Ausgabe: Juni 2020

Altenzentrum

Im Altenzentrum sind wir froh, dass die coronabedingten Einschränkungen ab Mitte Mai vorsichtig etwas  gelockert werden konnten. Besuche können unter Einhaltung strenger Hygienevorgaben wieder durchgeführt werden. Besuche sind zunächst auf nahe Angehörige und Bezugspersonen begrenzt und finden in dafür festgelegten Besucherzonen im Haus am Park und Haus am Weinberg statt.

Es können maximal zwei Personen pro angemeldeten Besuch für die Dauer von 20 Minuten kommen. Eine verbindliche Anmeldung ist zwei Tage vorher erforderlich, damit der Ablauf gut geplant werden kann. Einzelisolierungen konnten aufgehoben und Verlegungen in andere Zimmer wieder rückgängig gemacht werden.

Gottesdienste und Bibelstunden finden nach wie vor nur als Übertragung auf die Fernsehgeräte im Haus statt. Inzwischen haben wir uns an diese Form schon etwas gewöhnt, aber natürlich ist es nur ein Notbehelf.
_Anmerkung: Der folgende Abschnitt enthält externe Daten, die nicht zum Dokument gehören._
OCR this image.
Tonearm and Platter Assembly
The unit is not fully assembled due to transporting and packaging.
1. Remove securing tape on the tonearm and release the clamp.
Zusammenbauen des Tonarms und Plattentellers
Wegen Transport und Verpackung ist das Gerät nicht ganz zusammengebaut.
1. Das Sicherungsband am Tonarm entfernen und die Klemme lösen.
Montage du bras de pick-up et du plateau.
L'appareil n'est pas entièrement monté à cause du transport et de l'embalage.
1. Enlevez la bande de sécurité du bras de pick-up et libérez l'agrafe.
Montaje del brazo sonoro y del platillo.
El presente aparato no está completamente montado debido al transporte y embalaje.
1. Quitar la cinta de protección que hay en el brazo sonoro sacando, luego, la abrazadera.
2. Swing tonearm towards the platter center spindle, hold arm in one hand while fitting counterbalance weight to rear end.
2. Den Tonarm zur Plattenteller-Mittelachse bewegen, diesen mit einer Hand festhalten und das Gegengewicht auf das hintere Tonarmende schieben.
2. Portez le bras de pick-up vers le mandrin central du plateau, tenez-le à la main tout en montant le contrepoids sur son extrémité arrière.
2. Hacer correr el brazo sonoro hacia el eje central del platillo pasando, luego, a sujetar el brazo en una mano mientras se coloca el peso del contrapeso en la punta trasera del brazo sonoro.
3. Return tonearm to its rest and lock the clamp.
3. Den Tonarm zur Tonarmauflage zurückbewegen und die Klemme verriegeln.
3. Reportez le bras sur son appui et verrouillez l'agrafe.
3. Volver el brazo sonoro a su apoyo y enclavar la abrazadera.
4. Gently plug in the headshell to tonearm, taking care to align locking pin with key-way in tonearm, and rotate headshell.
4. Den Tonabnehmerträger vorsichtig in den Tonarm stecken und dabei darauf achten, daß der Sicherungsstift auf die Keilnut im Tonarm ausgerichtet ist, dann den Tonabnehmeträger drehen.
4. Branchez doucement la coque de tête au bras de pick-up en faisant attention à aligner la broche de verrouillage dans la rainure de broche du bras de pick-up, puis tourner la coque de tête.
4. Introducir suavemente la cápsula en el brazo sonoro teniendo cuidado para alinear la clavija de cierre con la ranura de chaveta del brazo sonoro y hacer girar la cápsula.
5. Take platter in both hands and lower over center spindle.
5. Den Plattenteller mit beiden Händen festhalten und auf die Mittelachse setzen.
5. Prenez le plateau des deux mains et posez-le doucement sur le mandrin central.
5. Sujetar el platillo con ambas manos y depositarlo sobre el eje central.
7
Unter den Bewohnerinnen und Bewohnern, die in den letzten Wochen verstorben sind, ist Frau Ingeborg Brants. Sie starb am 16. Mai. Frau Brants hat viele Jahre lang den Metzinger Flötenkreis geleitet. Nicht nur als Musikerin, auch als Malerin war Frau Brants sehr begabt. Von ihr gemalte Bilder schmücken so manche Wand auf dem Wohnbereich, auf dem sie lebte.

Pfarrer Jörg Lamparter

 

 

Ausgabe: Mai 2020

Altenzentrum

© Foto: Heide Giebeler

Sehr deutlich wirkt sich die derzeitige Corona-Pandemie auf die Situation im Altenzentrum des Ev. Diakonissenrings aus. Mehrere Bewohnerinnen und Bewohner mussten und müssen derzeit auf den Zimmern isoliert werden in enger Abstimmung mit dem Gesundheitsamt. Die Vorgaben erforderten einige Umzüge auch auf jeweils andere Bereiche. Die Leitung des Hauses und alle in der Pflege Mitarbeitenden waren vor ganz neue Herausforderungen gestellt. Schmerzlich für die Bewohnerinnen und Bewohner waren und sind auch noch die eingeschränkten Besuchsmöglichkeiten für die Angehörigen. Wir im Haus hoffen, dass diese Einschränkungen nach und nach gelockert werden können.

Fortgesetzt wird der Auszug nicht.